Ela me ligou


Eram 23h45, quando o telefone tocou. Era ela. Não me disse oi, nem olá. Quando atendi, ela falou: "Estava aqui pensando. Por que tem mulher que gosta de homem?". E caiu na gargalhada. Eu ri. Estava em uma farmácia 24 horas, de olho no atendente que tinha acabado de entrar no estoque para buscar minhas caixas de anticoncepcional.

Ela estava em outra cidade. Tinha decidido morar um tempo no estado vizinho, por razões pessoais. Queria se encontrar, ir atrás dos seus sonhos, essas coisas. Pra mim, a verdade é que ela se vê como personagem de um livro e, por isso, tenta se reinventar a todo momento, para deixar o leitor sempre suficientemente interessado. Uma coisa.

Seu corpo estava lá, distante, mas a mente passeava sobrevoando as ruas daqui. Talvez, em sua imaginação, ela tenha me visto atender o telefone, na rua escura, esperando impacientemente o atendente me entregar os remédios, enquanto ria do que ela me dizia.

Olhei pra trás e ele me esperava, sorridente. Enquanto isso, ela se perguntava, completamente ébria do caos e do álcool, por que é que algumas mulheres (ela não disse, mas, talvez, especialmente, as que ela se interessava) gostavam de homens.

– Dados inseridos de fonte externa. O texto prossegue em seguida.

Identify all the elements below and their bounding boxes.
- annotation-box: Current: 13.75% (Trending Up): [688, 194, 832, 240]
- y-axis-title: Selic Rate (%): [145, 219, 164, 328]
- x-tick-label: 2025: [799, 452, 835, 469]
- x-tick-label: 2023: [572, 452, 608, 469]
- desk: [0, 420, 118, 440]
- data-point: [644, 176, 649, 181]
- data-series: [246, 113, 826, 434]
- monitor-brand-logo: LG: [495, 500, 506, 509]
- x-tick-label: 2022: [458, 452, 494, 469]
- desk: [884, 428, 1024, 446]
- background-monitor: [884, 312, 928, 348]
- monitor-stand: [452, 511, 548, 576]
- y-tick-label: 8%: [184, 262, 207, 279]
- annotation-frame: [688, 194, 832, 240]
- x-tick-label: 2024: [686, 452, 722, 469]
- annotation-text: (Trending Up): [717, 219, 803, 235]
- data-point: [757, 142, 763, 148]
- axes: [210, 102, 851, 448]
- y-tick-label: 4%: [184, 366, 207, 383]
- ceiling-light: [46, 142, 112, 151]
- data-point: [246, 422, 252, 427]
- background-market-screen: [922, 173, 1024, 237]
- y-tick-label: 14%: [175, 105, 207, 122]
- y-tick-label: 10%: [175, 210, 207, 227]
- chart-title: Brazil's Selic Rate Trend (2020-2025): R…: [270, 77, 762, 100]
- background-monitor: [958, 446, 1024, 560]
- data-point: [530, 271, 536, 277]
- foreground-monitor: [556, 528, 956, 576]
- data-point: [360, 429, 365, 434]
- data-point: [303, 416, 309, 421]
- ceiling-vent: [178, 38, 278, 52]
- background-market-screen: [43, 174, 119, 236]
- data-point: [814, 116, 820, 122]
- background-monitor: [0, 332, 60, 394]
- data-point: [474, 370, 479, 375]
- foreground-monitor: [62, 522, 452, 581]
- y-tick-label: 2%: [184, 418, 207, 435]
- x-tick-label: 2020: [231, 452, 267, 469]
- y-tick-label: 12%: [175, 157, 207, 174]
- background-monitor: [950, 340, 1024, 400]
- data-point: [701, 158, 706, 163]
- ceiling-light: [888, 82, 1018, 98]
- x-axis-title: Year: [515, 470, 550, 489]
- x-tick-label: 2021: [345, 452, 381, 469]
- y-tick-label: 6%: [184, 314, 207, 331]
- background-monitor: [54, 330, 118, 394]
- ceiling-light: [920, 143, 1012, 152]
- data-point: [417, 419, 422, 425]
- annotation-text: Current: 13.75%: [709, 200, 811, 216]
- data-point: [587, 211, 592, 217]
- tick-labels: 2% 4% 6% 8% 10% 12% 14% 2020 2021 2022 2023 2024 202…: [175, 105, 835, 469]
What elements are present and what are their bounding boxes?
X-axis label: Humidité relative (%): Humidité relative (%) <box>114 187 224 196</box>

Não entendia.

Eu ri da pergunta, do telefonema àquela hora. Pensei no fato de que ela preferiu me ligar, no meio de sua confusão alcoólica, a viver aquele momento sem ouvir o que eu teria pra dizer. Ela queria me manter em sua vida a qualquer custo. E eu sorri mais ainda ao perceber isso.

Ela disse que estava bêbada e eu ri de novo, pensando "é claro, oras!". Peguei os remédios, sorri ao vendedor e respondi à pergunta dela com outra: "É por isso que você me ligou?". Rimos demais. Talvez, ela tenha lembrado de alguma história nossa. Ela disse que estava com saudades e eu disse que também.

Sempre que pergunto quando ela voltará, ela diz que não sabe, deixa no ar, como se quisesse dizer que não voltará mais. Dessa vez, ela prometeu que viria me ver no mês do meu aniversário, mas ontem mesmo falou que não ia dar. Estava sem dinheiro.